"É de confiança este Nuno Cardoso, stora?" oiço ainda o timbre da voz do Nelson, do 12º h, enquanto, no ano passado, se preparava para responder à pergunta no teste de educação física. Questionava-me sobre a credibilidade do autor e esta questão daria pano para mangas. Não será por aí que quero ir hoje, a ironia no seu tom de voz faz-me sorrir, dispõe-me bem.
O mais importante é o amor, dirão alguns de vocês. Outros, o reconhecimento social, a água, a família, as possibilidades são bastantes.
Errar. Este arraial teve defeitos, ia escrever imensos, seria exagerado. Um deles, o "espectáculo" assim entre aspas pois foi um espectáculozinho não seria o que as pessoas esperavam. Olho esta foto e sinto uma ligeira frialdade cá dentro, fruto da decepção que creio ter causado nas pessoas. Vejo a prof. Gilda que trouxe os pais para algo que ela pensou ser ser "um ritmo". Nunca pretendemos que o fosse, não acredito que o devesse ser. Já o disse aqui e em voz que deve ser uma actividade de escola. A cantoria do alemão, o teatro do inglês, o latim, o francês, o português apresentando os bons trabalhos realizados ao longo do ano.
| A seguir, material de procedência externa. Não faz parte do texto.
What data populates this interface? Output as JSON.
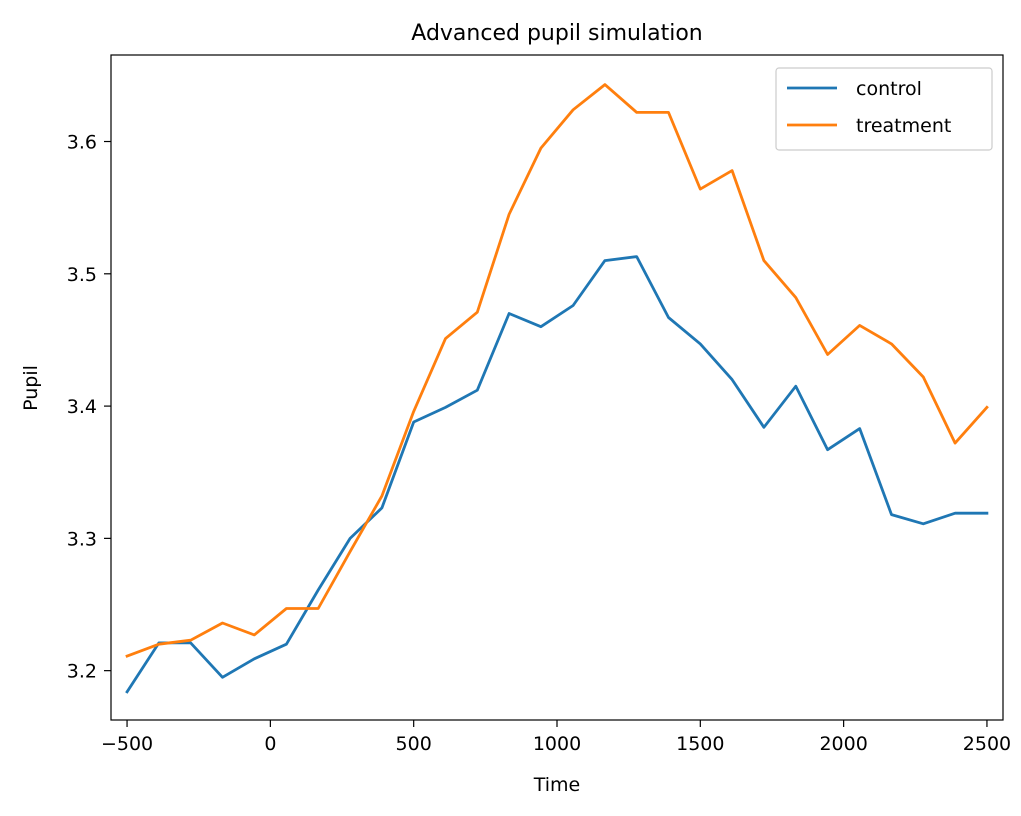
{
  "chart_data": {
    "type": "line",
    "title": "Advanced pupil simulation",
    "xlabel": "Time",
    "ylabel": "Pupil",
    "xlim": [
      -556,
      2556
    ],
    "ylim": [
      3.1627,
      3.6654
    ],
    "xticks": [
      -500,
      0,
      500,
      1000,
      1500,
      2000,
      2500
    ],
    "xtick_labels": [
      "−500",
      "0",
      "500",
      "1000",
      "1500",
      "2000",
      "2500"
    ],
    "yticks": [
      3.2,
      3.3,
      3.4,
      3.5,
      3.6
    ],
    "ytick_labels": [
      "3.2",
      "3.3",
      "3.4",
      "3.5",
      "3.6"
    ],
    "grid": false,
    "legend_position": "upper right",
    "x": [
      -500,
      -389,
      -278,
      -167,
      -56,
      56,
      167,
      278,
      389,
      500,
      611,
      722,
      833,
      944,
      1056,
      1167,
      1278,
      1389,
      1500,
      1611,
      1722,
      1833,
      1944,
      2056,
      2167,
      2278,
      2389,
      2500
    ],
    "series": [
      {
        "name": "control",
        "color": "#1f77b4",
        "values": [
          3.184,
          3.221,
          3.221,
          3.195,
          3.209,
          3.22,
          3.261,
          3.3,
          3.323,
          3.388,
          3.399,
          3.412,
          3.47,
          3.46,
          3.476,
          3.51,
          3.513,
          3.467,
          3.447,
          3.42,
          3.384,
          3.415,
          3.367,
          3.383,
          3.318,
          3.311,
          3.319,
          3.319
        ]
      },
      {
        "name": "treatment",
        "color": "#ff7f0e",
        "values": [
          3.211,
          3.22,
          3.223,
          3.236,
          3.227,
          3.247,
          3.247,
          3.29,
          3.332,
          3.396,
          3.451,
          3.471,
          3.545,
          3.595,
          3.624,
          3.643,
          3.622,
          3.622,
          3.564,
          3.578,
          3.51,
          3.482,
          3.439,
          3.461,
          3.447,
          3.422,
          3.372,
          3.399
        ]
      }
    ]
  }
}
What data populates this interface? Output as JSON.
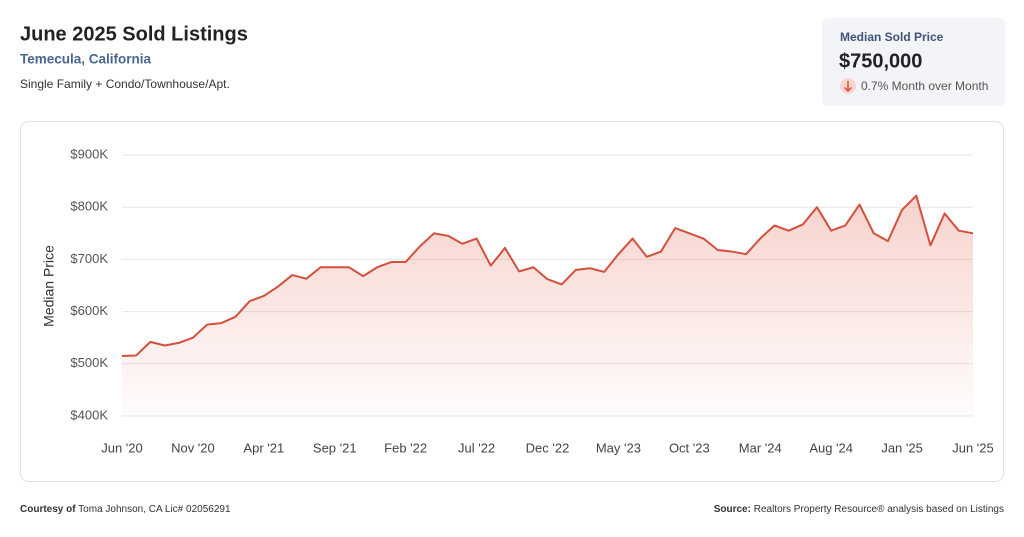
{
  "header": {
    "title": "June 2025 Sold Listings",
    "location": "Temecula, California",
    "property_types": "Single Family + Condo/Townhouse/Apt."
  },
  "kpi": {
    "label": "Median Sold Price",
    "value": "$750,000",
    "change": "0.7% Month over Month"
  },
  "footer": {
    "courtesy_label": "Courtesy of",
    "courtesy_text": "Toma Johnson, CA Lic# 02056291",
    "source_label": "Source:",
    "source_text": "Realtors Property Resource® analysis based on Listings"
  },
  "chart_data": {
    "type": "line",
    "y_label": "Median Price",
    "categories": [
      "Jun '20",
      null,
      null,
      null,
      null,
      "Nov '20",
      null,
      null,
      null,
      null,
      "Apr '21",
      null,
      null,
      null,
      null,
      "Sep '21",
      null,
      null,
      null,
      null,
      "Feb '22",
      null,
      null,
      null,
      null,
      "Jul '22",
      null,
      null,
      null,
      null,
      "Dec '22",
      null,
      null,
      null,
      null,
      "May '23",
      null,
      null,
      null,
      null,
      "Oct '23",
      null,
      null,
      null,
      null,
      "Mar '24",
      null,
      null,
      null,
      null,
      "Aug '24",
      null,
      null,
      null,
      null,
      "Jan '25",
      null,
      null,
      null,
      null,
      "Jun '25"
    ],
    "series": [
      {
        "color": "#d4503e",
        "values": [
          515000,
          516000,
          542000,
          535000,
          540000,
          550000,
          575000,
          578000,
          590000,
          620000,
          630000,
          648000,
          670000,
          663000,
          685000,
          685000,
          685000,
          668000,
          685000,
          695000,
          695000,
          725000,
          750000,
          745000,
          730000,
          740000,
          688000,
          722000,
          677000,
          685000,
          662000,
          652000,
          680000,
          683000,
          676000,
          710000,
          740000,
          705000,
          715000,
          760000,
          750000,
          740000,
          718000,
          715000,
          710000,
          740000,
          765000,
          755000,
          767000,
          800000,
          755000,
          765000,
          805000,
          750000,
          735000,
          795000,
          822000,
          727000,
          788000,
          755000,
          750000
        ]
      }
    ],
    "ylim": [
      400000,
      900000
    ],
    "yticks": [
      {
        "value": 400000,
        "label": "$400K"
      },
      {
        "value": 500000,
        "label": "$500K"
      },
      {
        "value": 600000,
        "label": "$600K"
      },
      {
        "value": 700000,
        "label": "$700K"
      },
      {
        "value": 800000,
        "label": "$800K"
      },
      {
        "value": 900000,
        "label": "$900K"
      }
    ],
    "grid": true
  }
}
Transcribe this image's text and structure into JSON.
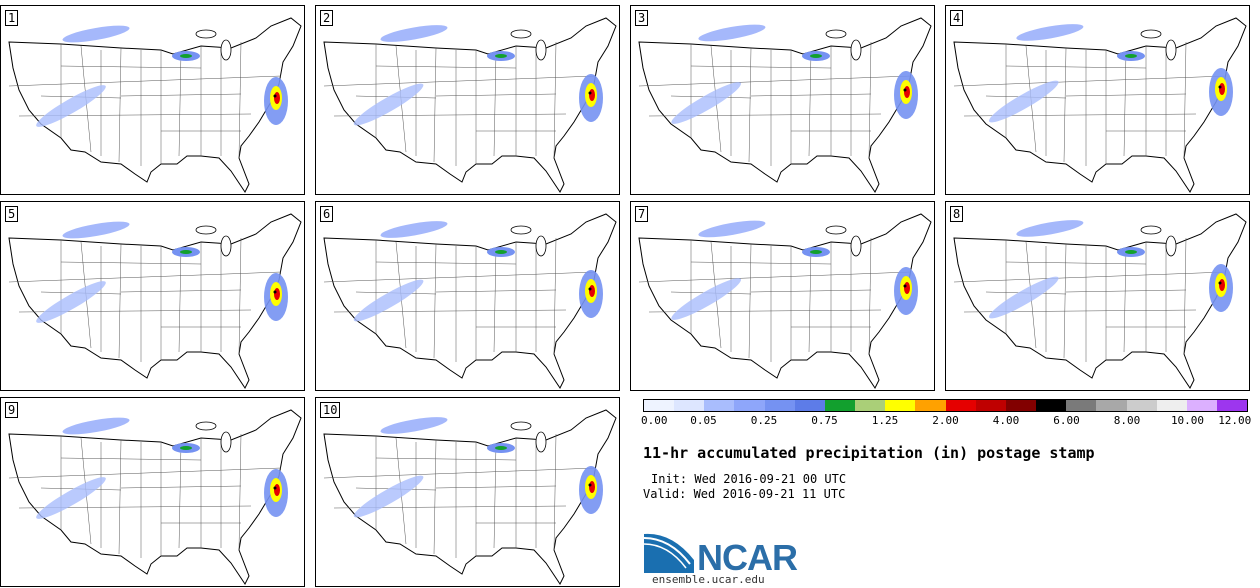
{
  "panels": [
    {
      "label": "1"
    },
    {
      "label": "2"
    },
    {
      "label": "3"
    },
    {
      "label": "4"
    },
    {
      "label": "5"
    },
    {
      "label": "6"
    },
    {
      "label": "7"
    },
    {
      "label": "8"
    },
    {
      "label": "9"
    },
    {
      "label": "10"
    }
  ],
  "colorbar": {
    "colors": [
      "#eef3ff",
      "#dde6ff",
      "#a9bdfd",
      "#8ea6fa",
      "#7592f2",
      "#5d7ce8",
      "#12a02e",
      "#aacf78",
      "#ffff00",
      "#ffa100",
      "#e50000",
      "#bf0000",
      "#820000",
      "#000000",
      "#7a7a7a",
      "#a8a8a8",
      "#cccccc",
      "#eeeeee",
      "#dcb0ff",
      "#9d36ee"
    ],
    "ticks": [
      "0.00",
      "0.05",
      "0.25",
      "0.75",
      "1.25",
      "2.00",
      "4.00",
      "6.00",
      "8.00",
      "10.00",
      "12.00"
    ]
  },
  "title": "11-hr accumulated precipitation (in) postage stamp",
  "init": "Init: Wed 2016-09-21 00 UTC",
  "valid": "Valid: Wed 2016-09-21 11 UTC",
  "logo": {
    "name": "NCAR",
    "url": "ensemble.ucar.edu"
  }
}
A ed. física eventualmente, com a acrobática como aliás fizemos em Junho de 2006 e que, de algum modo, esteve na génese da nossa área de projecto. Pela receptividade junto da comunidade escolar, pela adesão que suscitou junto dos alunos.

Como os pais da prof. terão havido outros participantes decepcionados com a primeira parte. Poderia ter sido evitado com uma melhor preparação, com uma divulgação mais cuidada. Aspectos a corrigir no próximo ano.

Não há estatísticas de participantes, o grupo de professores e amigos de professores foi significativo, o de pais e famílias também. Arriscaria a dizer que houve um belo equilíbrio ao longo da festa. Por algum azar no timing, esta foto não exprime muita animação mas estes professores penso que são dos indefectíveis. Contava-me o prof. Ricardo, na véspera enquanto testava o equipamento, das festas de arromba que se faziam há uns anos. O prof. João Jaime (foi presidente do CE durante alguns anos, num outro ciclo da escola) defendia que há que fazer, se não se fizer nunca se saberá, não haverá oportunidade a corrigir seja o que for. E por isso encorajava e apoiava todas as iniciativas válidas.
Esta festa teve outro benefício indirecto. Fui levar a D. Clarisse a casa; durante todo o trajecto foi-me falando, com saudade, das festas passadas. Muito animada, percebia-se a sua satisfação por ter contribuído com o seu trabalho para o sucesso do arraial. Ela, que não prima pela loquacidade, tem afinal esta faceta tão simpática. Somos todos mais complexos (e completos) que imaginamos.